What is IP?

The type of property that is familiar to most people comprises physical objects. People own clothes, cars, houses and land. Intellectual Property (IP), on the other hand, is the product of someone's mental efforts. Thus an individual's creativity and innovation can be owned in much the same way that they can own physical property.  National and International laws and conventions recognise the product of a person's mental efforts as an Intellectual Property right (IPR) 

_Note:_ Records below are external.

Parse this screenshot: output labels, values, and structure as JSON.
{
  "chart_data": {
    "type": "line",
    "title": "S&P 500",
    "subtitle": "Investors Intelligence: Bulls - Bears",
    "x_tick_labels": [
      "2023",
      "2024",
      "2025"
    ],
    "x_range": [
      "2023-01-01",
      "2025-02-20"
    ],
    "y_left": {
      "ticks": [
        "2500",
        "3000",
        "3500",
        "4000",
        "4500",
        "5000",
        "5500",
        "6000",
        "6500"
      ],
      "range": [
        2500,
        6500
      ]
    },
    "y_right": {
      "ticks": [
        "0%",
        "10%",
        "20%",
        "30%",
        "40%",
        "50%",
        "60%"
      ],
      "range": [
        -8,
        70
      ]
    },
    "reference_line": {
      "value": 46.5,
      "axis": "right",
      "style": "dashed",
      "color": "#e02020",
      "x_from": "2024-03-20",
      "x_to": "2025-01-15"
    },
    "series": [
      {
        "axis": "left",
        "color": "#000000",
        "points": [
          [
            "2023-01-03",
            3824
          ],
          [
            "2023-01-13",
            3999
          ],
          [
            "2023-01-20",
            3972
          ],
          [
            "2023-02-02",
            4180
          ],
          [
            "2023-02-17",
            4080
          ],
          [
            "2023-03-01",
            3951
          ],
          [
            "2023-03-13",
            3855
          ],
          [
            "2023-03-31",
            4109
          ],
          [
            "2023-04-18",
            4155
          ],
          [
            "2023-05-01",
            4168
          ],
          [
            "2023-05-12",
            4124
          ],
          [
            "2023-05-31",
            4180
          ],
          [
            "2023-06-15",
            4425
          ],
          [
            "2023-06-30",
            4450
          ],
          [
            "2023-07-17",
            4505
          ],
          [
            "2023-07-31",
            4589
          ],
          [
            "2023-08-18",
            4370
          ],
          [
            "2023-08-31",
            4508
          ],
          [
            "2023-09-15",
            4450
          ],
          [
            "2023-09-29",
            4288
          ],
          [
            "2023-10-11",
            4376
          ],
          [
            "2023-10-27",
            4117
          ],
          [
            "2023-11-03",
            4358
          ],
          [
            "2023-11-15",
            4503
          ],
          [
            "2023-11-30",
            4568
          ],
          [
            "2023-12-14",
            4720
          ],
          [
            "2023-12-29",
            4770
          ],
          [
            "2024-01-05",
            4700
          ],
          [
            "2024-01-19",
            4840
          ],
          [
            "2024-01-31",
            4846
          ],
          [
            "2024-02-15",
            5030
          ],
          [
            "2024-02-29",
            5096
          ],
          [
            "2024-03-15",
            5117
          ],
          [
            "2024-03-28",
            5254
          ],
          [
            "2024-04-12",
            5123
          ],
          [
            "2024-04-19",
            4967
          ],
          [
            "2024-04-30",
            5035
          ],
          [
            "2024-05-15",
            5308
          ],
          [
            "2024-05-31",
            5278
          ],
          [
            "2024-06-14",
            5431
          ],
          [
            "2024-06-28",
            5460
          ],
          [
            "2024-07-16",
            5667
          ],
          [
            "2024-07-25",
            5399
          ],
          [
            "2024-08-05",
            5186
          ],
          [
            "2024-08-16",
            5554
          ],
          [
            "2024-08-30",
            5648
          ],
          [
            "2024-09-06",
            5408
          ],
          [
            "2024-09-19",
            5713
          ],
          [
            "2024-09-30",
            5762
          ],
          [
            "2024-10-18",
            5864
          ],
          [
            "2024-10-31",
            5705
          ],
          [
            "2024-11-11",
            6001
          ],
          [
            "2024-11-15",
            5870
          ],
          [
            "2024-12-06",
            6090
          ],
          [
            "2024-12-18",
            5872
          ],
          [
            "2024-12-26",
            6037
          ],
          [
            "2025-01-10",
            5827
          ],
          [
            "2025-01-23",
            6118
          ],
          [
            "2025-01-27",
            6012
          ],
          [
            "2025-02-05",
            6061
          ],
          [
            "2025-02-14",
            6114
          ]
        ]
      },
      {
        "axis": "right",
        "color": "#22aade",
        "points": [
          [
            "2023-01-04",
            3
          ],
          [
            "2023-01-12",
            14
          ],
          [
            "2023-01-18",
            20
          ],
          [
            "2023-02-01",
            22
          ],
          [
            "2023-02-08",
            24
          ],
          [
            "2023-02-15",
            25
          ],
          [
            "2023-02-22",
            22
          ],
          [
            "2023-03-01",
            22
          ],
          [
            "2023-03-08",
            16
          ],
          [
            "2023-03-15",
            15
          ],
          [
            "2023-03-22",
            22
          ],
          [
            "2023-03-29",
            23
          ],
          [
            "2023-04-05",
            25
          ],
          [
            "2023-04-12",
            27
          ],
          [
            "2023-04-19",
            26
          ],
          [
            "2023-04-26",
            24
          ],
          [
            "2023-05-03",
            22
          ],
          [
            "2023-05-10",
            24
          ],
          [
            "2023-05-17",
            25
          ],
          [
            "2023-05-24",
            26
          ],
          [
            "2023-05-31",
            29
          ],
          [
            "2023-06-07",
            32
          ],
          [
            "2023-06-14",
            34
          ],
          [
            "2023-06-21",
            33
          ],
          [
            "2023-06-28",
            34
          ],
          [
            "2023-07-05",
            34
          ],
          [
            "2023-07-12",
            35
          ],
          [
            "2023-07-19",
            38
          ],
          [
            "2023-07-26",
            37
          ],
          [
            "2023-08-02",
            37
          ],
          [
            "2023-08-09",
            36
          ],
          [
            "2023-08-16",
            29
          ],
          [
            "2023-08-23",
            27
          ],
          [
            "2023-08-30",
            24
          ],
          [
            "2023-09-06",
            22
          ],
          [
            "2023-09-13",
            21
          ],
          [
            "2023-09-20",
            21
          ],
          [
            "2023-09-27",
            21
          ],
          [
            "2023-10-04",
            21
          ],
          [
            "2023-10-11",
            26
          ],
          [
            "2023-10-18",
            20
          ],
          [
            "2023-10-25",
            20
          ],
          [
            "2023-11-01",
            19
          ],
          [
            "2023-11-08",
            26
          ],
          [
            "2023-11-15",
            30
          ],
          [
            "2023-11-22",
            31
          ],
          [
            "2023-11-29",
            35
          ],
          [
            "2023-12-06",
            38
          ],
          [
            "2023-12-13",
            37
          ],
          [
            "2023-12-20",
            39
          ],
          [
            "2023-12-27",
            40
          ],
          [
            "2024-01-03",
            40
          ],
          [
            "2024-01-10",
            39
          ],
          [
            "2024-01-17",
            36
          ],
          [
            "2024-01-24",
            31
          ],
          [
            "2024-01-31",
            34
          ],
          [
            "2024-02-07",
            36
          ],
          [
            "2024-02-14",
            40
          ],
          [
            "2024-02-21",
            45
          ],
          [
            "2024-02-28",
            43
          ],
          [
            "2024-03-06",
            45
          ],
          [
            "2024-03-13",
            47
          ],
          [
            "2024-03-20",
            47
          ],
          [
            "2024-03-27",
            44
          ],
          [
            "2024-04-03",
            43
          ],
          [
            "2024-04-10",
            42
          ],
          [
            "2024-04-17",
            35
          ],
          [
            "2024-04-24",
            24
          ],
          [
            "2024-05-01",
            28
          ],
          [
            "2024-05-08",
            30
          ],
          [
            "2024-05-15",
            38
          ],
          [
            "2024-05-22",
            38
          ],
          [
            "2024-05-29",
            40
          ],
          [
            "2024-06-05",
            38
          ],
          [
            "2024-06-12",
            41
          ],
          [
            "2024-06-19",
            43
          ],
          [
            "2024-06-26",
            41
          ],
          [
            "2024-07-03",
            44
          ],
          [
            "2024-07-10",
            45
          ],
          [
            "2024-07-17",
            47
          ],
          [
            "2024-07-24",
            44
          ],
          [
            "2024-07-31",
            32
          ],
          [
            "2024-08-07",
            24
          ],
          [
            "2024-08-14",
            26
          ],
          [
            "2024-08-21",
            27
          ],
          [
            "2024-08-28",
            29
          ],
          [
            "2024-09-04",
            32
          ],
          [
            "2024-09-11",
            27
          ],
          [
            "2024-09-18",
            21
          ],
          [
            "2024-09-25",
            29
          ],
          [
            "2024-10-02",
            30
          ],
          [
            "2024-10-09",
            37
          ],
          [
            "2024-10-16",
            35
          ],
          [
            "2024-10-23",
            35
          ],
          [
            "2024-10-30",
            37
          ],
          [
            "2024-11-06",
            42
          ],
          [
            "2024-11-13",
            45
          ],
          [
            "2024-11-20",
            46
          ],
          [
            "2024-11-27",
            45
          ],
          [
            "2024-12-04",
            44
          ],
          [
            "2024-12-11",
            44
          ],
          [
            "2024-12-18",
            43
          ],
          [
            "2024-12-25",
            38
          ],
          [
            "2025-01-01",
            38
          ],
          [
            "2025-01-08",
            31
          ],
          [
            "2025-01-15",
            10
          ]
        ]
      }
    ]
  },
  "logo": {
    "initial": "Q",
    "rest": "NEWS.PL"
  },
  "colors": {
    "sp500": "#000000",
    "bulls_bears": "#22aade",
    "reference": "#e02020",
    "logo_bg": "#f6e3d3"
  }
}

IP is all around us. Every product or service that we use in our daily lives is usually the result of a long chain of big or small innovations, such as changes in designs, or improvements that make a product look or function the way it does today. Regardless of what product an enterprise makes or what services it provides, it is likely that it already has or is regularly using and creating a great deal of IP. For example, almost every business enterprise has a trade name and may have one or more brands and should consider protecting them as trade marks. Many will develop creative original designs. Many will have produced, or assisted in the publication, dissemination or retailing of a copyrighted work. Some may have invented or improved a product or service. 

Some forms of IP require formal application and examination before you can claim a right to ownership. Others, such as copyright, do not.

So applying for an IP right to protect your idea can be critical if you want to build a business and establish your presence in a market. It is also important to understand the different types of IP and the advantages of each. 

The main intellectual property rights cover a number of areas, including Patents for Inventions, Trade Marks, Industrial Designs and Copyright.

  • Patents are concerned with inventions producing a technical result - of new and improved products, processes and uses that are capable of industrial application.

  • Trade Marks are concerned with brand identity - principally of goods and services. They can be distinctive words, marks or other features, the purpose of which is to make a distinction in the mind of a customer between different traders, products and services. 

  • Designs are concerned with the appearance of a product - of the whole or a part of a product - features of, in particular, shape, configuration, contours, texture or materials of the product itself not dictated by functional considerations. 

  • Copyright is concerned with original literary works such as novels, poems and plays, musical and artistic works such as musical compositions, sound recordings and TV and radio broadcasts, software, multimedia films, drawings, maps, charts, plans, paintings, photographs and sculptures and works of architecture. Rights related to copyright include those of performing artists in their performances, producers of phonograms in their recordings, and those of broadcasters in their radio and television programs.

It should also be noted that intellectual property also encompasses such areas as know- how, trade secrets, protection of plant varieties etc.  It is often the case that more than one type of intellectual property right can be applied to the same creation.